Es ist erwiesen, dass mäßige körperliche Aktivität dazu beiträgt, den hohen Blutzucker schnell zu senken und die Empfindlichkeit der Zellrezeptoren gegenüber Insulin wiederherzustellen. Kraftübungen sind besonders hilfreich. Tatsache ist, dass Insulinrezeptoren ständig aktualisiert werden. Die Zeit ihres „Lebens“ beträgt ungefähr zehn Stunden. Danach zerfallen die alten Rezeptoren und stattdessen werden neue synthetisiert.

Auf arbeitenden Muskelzellen werden mehr Insulinrezeptoren synthetisiert, weil sie Energie benötigen, die aus Glukose erzeugt wird. Daher ist körperliche Aktivität ein hervorragendes Mittel zur Vorbeugung von Typ–Diabetes.

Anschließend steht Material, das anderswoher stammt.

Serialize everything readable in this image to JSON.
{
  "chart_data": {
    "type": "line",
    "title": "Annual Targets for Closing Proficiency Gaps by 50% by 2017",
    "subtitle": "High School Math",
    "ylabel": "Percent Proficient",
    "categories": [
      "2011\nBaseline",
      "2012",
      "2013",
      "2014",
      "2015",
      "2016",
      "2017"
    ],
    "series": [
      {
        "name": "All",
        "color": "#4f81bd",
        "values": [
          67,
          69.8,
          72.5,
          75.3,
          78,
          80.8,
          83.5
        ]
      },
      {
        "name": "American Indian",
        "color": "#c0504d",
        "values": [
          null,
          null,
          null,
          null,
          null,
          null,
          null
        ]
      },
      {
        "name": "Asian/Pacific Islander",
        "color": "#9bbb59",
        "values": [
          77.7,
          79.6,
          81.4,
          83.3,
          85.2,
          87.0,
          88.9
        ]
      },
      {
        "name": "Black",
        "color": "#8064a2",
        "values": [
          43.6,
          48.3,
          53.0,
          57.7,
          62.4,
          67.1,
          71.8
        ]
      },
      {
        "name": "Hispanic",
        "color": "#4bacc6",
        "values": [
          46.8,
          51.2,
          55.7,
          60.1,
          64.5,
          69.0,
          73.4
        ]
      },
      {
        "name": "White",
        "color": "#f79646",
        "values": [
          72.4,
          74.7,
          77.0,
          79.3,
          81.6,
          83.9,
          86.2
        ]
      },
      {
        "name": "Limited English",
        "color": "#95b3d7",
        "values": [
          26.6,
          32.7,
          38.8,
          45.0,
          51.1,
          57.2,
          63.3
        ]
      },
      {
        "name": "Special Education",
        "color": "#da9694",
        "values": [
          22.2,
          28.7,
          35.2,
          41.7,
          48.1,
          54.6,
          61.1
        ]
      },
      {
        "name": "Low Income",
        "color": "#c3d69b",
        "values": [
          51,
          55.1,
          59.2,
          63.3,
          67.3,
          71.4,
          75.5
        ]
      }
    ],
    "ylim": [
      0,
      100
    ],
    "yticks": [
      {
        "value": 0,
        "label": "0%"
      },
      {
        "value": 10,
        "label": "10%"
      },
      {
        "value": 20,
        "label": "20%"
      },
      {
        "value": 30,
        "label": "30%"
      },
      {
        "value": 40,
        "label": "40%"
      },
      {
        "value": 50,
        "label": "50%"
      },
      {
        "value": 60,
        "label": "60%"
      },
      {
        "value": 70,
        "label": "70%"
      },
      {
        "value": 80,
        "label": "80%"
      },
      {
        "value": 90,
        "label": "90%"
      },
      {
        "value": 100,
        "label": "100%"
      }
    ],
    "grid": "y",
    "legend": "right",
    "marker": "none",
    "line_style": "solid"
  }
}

Diätetische Einschränkungen und körperliche Aktivität sind äußerst nützlich für die Blutzuckerkontrolle. Und obwohl es immer noch möglich ist, den Blutzucker zu Hause nur mit Insulin zu senken, kann die Befolgung der Prinzipien eines gesunden Lebensstils und einer ausgewogenen Ernährung die glykämische Belastung bei der Behandlung von Diabetes verringern und in einigen Fällen überhaupt auf Medikamente verzichten.